Wednesday, December 16, 2009

Ergonomic Considerations for Older Workers

The idea of fitting the job to the worker is not new...but the increasing numbers of older workers in the workforce requires a fresh look at workplace standards and design.

Older workers may have very different needs from their younger counterparts. Many tables that record body measurements and ratios are based on military populations and may not be representative of the working population in general or of a particular worksite with many older workers.

What sort of considerations should one make for older workers? In a recent presentation J.M. Haight offered the following advice:

Consider older workers limitation in workspace and task design:
· Improve illumination
· Reduce heavy lifts and elevated work
· Design smooth solid flooring
· Remove control panel and computer screen clutter
· Reduce noise levels
· Focus on error reduction tools such as three way communication
· Additional time spacing between task steps
· Increase decision making time
· Reduce necessary reaction time
· Understand accommodations being made
· Educate, Educate, Educate

The Australian Public Safety Commission produced a similar
checklist of strategies and activities for an aging workforce
(Australian Public Service Commission, 2003):

Improve work task design
· Promote employees’ control over their work depending on agency needs and employee preferences
· Reduce physical loads
· Ensure good visibility of task-related information
· Improve posture
· Set reasonable work rate standards, production targets or workloads

Improve job design and work organization
· Avoid monotony, short cycle times
· Improve work scheduling
· Allow flexibility in taking rest breaks
· Allow individuals time to adapt to new tasks
· Support flexible employment conditions

Improve the physical work environment
· Minimise glare
· Ensure good lighting levels
· Minimise noise levels
· Eliminate hazards that may cause slips, trips and falls
· Make allowances for working in heat and encourage sun-safe behaviour

Support and improve people’s performance capacities
· Develop best practice performance standards
· Improve training programs
· Develop and maintain support systems
· Improve employee morale and expertise

Interestingly, this resource follows each strategy with specific recommended activities and provides a small bibliographic reference section to support each recommendation.

Zurich, another large insurer, recently published an even more elaborate listing of practical steps (Zurich Services Corporation, 2008). The listing includes engineering and administrative solutions for physical, physiological and psychosocial changes.

With same level falls (slips, trips and falls) identified as a major source for injuries in older workers, the slips, trips and fall prevention program evaluated by Bell et al. (Bell, J. L., Collins, J. W., Wolf, L., Grnqvist, R., Chiou, S., Chang, W.-R., et al.

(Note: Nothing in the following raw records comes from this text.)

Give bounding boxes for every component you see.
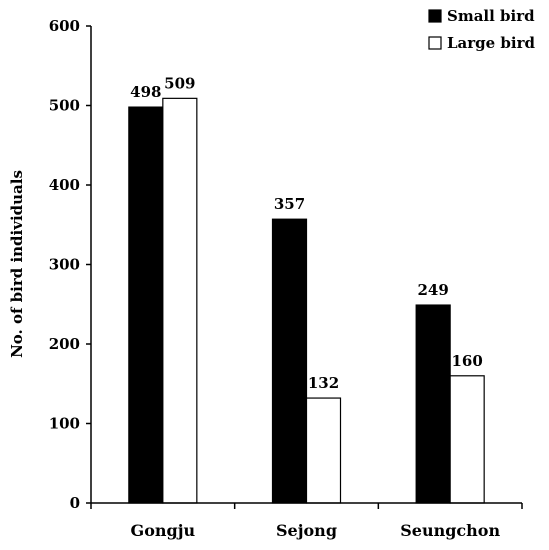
y-tick-label: 600	[49, 17, 80, 35]
data-label: 509	[164, 74, 195, 92]
data-label: 249	[418, 281, 449, 299]
data-label: 498	[130, 83, 161, 101]
x-tick-label: Sejong	[276, 521, 337, 540]
x-tick-label: Seungchon	[400, 521, 500, 540]
y-tick-label: 100	[49, 415, 80, 433]
y-tick-label: 0	[70, 494, 80, 512]
y-axis-ticks: 0 100 200 300 400 500 600	[49, 17, 91, 512]
bar	[449, 375, 485, 504]
data-label: 357	[274, 195, 305, 213]
bar	[305, 397, 342, 504]
y-axis-title: No. of bird individuals	[8, 170, 26, 358]
bar	[128, 106, 164, 504]
bar	[415, 304, 451, 504]
bar	[162, 97, 198, 504]
bars	[128, 97, 485, 504]
legend-label: Small bird	[447, 7, 535, 25]
y-tick-label: 200	[49, 335, 80, 353]
x-tick-label: Gongju	[131, 521, 196, 540]
legend-swatch	[428, 9, 442, 23]
x-axis-labels: Gongju Sejong Seungchon	[131, 521, 501, 540]
legend-label: Large bird	[447, 34, 536, 52]
y-tick-label: 300	[49, 256, 80, 274]
legend-swatch	[428, 36, 442, 50]
data-label: 160	[452, 352, 483, 370]
data-label: 132	[308, 374, 339, 392]
data-labels: 498 509 357 132 249 160	[130, 74, 483, 392]
axes	[90, 26, 523, 509]
legend: Small bird Large bird	[428, 7, 536, 52]
y-tick-label: 400	[49, 176, 80, 194]
y-tick-label: 500	[49, 97, 80, 115]
bar	[271, 218, 308, 504]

Evaluation of a comprehensive slip, trip and fall prevention programme for hospital employees. Ergonomics , 51 (12), 1906-1925) is a good resource for ergonomic strategies that have collectively been validated in a healthcare setting. The main intervention strategy elements are:

· Keep floors clean and dry
· Prevent entry into areas that are contaminated
· Use slip-resistant shoes
· Keep walkways clear of objects and reduce clutter
· Provide adequate lighting in all work areas including outdoor stairwells and parking garages
· Secure loose cords, wires and tubing
· Eliminate outdoor surface irregularities
· Eliminate indoor surface irregularities
· Check stairs
· General awareness campaign

There are other resources like Designing for Older Adults: Principles and Creative Human Factors Approaches is one such reference (Fisk, Rogers, Charness, Czaja, & Sharit, 2009). Another is “Extra-ordinary” Ergonomics: How to accommodate small and big persons, the disabled and elderly, expectant mothers and children (Kroemer, 2006) where Chapter 6 is specifically about designing for aging.

These general guidelines and resources are a start. For any particular jobsite, safely fitting the actual job tasks to the the workers who actually perform them deserves consideration.